In 2003, she was elected a member of the Ramat Hasharon Municipality Council.

==Basketball career==

===Player===

Ostfeld played basketball in the Israel Super League, and for the Israeli National Women's Basketball Team.

As a player for Israel's Maccabi Ramat Khen, Ostfeld was entered in the Guinness Book of World Records for scoring 108 points in a 221–21 team victory on November 17, 1981, the most-ever points scored in a women's professional game.

===Coach===
As a basketball coach, during a seven-year period that began in 1998, Ostfeld guided the Anda Ramat HaSharon basketball team to four championships and Israel State Cup basketball titles.

===Other basketball activities===

In 1986, she founded the women's basketball team in Ramat Hasharon.
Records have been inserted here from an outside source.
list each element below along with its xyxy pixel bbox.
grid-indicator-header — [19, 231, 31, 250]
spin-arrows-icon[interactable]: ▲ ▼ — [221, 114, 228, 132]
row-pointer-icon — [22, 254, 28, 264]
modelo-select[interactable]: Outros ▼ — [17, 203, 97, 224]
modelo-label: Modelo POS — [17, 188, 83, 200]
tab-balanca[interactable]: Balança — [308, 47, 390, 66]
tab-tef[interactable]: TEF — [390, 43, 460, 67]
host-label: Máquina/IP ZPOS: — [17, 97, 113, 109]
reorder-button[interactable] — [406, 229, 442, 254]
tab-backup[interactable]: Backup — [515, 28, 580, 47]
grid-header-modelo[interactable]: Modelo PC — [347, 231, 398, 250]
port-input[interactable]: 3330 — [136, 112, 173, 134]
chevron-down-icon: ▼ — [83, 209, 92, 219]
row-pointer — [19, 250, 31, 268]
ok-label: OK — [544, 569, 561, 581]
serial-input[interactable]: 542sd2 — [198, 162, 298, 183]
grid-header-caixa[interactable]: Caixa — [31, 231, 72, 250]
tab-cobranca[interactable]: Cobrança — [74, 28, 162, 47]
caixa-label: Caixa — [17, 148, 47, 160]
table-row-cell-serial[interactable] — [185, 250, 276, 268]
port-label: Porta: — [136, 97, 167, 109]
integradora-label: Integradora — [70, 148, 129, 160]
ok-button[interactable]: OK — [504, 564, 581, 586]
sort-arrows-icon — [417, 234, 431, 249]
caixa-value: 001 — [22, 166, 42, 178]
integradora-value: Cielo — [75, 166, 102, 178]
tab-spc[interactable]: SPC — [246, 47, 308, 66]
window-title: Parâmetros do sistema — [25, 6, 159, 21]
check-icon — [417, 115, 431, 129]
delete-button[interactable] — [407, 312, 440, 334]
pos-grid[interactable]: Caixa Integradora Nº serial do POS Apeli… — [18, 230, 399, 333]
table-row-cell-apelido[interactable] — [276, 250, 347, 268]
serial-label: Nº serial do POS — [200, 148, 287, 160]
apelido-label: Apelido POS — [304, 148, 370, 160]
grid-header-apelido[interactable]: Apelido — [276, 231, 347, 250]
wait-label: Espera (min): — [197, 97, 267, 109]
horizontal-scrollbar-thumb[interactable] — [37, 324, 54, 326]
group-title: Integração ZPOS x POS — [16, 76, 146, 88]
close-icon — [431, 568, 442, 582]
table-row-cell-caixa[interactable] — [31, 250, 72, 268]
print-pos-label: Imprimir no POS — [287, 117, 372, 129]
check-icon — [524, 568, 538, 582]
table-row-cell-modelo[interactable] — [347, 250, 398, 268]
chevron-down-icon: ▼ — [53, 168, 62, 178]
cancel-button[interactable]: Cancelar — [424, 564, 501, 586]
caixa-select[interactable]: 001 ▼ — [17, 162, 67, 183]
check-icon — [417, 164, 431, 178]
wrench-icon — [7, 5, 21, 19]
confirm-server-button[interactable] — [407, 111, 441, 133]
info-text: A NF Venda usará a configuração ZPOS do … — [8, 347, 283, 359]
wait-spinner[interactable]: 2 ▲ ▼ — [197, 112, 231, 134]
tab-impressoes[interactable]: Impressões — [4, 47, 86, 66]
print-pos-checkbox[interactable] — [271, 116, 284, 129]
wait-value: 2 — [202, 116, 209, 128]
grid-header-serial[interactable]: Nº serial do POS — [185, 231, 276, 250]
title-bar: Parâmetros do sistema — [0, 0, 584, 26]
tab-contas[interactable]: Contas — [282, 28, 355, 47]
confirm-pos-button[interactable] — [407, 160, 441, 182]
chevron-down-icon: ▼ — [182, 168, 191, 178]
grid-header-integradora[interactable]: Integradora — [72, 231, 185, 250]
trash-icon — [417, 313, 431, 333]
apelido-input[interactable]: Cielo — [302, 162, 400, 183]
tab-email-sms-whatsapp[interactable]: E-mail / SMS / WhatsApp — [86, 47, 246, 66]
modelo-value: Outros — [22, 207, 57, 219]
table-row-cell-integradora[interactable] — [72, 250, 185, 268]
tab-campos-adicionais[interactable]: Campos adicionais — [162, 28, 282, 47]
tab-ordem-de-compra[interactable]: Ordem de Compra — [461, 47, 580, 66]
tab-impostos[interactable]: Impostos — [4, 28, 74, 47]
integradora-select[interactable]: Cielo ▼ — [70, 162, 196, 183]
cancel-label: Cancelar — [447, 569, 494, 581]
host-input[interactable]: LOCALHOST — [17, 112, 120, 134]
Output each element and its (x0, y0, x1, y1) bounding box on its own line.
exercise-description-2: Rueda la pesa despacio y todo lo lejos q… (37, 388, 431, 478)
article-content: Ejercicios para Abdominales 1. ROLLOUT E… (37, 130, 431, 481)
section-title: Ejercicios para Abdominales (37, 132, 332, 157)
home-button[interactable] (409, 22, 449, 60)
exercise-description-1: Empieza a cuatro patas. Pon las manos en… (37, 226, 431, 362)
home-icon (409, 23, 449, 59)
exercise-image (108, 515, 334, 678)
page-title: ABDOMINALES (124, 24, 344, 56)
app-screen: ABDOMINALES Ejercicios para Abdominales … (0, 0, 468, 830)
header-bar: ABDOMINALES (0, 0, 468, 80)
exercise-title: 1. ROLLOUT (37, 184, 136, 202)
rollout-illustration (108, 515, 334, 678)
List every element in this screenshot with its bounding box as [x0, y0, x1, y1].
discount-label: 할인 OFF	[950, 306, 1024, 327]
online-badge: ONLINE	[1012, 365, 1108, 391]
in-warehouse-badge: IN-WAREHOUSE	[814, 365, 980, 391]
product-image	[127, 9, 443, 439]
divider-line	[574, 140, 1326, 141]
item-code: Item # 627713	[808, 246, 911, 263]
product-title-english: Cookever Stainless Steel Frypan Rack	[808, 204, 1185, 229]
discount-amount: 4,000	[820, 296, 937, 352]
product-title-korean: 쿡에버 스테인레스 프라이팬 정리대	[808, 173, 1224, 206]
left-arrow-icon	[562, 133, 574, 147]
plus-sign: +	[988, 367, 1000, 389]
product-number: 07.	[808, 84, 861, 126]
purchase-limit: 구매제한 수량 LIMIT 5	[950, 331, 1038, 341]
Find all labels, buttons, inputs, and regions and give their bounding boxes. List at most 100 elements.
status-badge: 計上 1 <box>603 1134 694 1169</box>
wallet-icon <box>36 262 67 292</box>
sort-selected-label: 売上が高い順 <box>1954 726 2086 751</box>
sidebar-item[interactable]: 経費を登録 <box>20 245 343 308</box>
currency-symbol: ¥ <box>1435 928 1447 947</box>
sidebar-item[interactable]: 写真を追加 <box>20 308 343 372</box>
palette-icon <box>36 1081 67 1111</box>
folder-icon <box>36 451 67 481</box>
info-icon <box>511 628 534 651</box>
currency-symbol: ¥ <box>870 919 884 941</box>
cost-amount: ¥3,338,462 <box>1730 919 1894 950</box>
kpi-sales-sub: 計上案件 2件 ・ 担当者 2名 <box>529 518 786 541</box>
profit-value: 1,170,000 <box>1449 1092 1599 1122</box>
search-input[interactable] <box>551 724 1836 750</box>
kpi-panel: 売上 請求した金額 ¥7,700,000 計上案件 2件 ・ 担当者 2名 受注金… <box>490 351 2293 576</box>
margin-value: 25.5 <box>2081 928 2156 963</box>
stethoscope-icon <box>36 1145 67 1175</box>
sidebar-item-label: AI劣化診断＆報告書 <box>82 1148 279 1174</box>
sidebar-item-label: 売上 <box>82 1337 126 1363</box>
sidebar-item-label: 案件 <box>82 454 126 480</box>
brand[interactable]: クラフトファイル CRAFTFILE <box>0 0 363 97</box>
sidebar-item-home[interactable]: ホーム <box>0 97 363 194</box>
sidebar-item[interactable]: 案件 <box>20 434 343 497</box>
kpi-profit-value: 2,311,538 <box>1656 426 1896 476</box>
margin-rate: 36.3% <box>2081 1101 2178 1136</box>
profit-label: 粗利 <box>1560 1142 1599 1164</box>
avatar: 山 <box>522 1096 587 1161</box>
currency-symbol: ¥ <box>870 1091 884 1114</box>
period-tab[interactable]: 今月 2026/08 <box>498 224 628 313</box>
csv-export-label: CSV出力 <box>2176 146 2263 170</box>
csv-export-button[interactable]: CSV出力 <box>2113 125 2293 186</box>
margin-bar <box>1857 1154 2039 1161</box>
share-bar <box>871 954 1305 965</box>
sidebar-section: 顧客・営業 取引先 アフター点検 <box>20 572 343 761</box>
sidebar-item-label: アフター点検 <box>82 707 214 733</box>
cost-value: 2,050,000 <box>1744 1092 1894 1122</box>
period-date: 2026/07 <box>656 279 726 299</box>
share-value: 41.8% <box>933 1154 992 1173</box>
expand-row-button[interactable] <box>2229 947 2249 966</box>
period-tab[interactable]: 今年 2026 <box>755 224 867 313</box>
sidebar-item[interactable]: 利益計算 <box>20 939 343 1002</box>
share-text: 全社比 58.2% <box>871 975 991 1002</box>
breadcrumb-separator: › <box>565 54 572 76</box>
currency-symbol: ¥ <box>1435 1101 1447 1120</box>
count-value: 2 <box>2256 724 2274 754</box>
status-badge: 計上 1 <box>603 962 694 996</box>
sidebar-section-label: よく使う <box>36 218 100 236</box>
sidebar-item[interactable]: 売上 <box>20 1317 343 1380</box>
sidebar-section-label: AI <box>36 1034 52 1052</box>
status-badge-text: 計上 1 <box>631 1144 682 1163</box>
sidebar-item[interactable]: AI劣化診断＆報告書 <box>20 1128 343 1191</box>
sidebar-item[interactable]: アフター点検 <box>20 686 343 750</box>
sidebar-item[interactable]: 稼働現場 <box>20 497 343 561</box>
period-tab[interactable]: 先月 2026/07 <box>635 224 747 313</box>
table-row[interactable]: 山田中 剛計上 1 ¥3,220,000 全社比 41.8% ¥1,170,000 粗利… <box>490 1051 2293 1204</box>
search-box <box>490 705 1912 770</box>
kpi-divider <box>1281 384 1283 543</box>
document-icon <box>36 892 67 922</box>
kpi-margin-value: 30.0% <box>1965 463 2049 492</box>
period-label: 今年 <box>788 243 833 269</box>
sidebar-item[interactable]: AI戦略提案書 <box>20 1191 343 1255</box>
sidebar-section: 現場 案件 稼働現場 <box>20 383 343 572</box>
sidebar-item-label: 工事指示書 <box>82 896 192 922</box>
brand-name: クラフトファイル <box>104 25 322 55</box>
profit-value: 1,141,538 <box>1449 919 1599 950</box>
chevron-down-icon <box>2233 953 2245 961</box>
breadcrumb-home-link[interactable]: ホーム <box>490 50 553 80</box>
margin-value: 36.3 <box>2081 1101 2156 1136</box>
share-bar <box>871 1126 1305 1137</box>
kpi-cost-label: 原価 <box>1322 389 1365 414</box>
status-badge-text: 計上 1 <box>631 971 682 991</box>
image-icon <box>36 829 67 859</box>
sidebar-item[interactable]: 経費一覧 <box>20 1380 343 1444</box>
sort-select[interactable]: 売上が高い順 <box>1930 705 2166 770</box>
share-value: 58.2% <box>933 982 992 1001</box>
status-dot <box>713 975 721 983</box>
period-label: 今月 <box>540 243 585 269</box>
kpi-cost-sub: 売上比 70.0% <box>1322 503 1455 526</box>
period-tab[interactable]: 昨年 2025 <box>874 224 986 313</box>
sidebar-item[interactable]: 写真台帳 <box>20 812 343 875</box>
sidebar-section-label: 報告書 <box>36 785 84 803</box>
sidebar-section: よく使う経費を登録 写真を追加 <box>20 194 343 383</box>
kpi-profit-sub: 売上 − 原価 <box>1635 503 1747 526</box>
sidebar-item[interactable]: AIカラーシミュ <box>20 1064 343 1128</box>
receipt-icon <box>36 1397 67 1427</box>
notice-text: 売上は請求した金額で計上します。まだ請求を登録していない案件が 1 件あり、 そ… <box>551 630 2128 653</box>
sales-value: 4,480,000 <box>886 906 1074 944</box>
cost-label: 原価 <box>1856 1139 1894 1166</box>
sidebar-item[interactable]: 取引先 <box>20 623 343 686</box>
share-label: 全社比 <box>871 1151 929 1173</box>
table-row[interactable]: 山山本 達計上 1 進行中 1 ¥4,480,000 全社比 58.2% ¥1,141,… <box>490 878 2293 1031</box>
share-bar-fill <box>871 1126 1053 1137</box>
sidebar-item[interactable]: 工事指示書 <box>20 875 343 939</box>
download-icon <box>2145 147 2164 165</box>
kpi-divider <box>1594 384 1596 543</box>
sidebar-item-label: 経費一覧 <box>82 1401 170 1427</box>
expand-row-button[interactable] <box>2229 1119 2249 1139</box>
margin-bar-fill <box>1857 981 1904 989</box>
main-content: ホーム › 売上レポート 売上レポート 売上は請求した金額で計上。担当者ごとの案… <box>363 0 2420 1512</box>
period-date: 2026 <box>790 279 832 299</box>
Ostfeld is also one of the founders of the Ramat HaSharon Sports Association.

In 2004, her advocacy for increased funding and media coverage of women's sports led the Israeli High Court of Justice to order that the Union of Local Authorities fund women's sports associations at a rate of 1.5 times the sum allocated to equivalent men's sport associations.

Ostfeld is a board member of the Israel Basketball Federation.

==Personal life==
Ostfeld has two adult sons from a previous marriage, Jonathan (b. 1977) and Ben (b. 1980). She lived with a woman partner for many years.

==Honors==
Ostfeld was awarded the International Olympic Committee’s European Women and Sport Award in 2005 “As a player, administrator, and coach”, recognizing her dedication to and advancement of women's sports in Israel. It was awarded to five women from five continents, for their contribution and promotion of women's sport.

Ostfeld received the Pillar of Achievement Award from the International Jewish Sports Hall of Fame in 2009.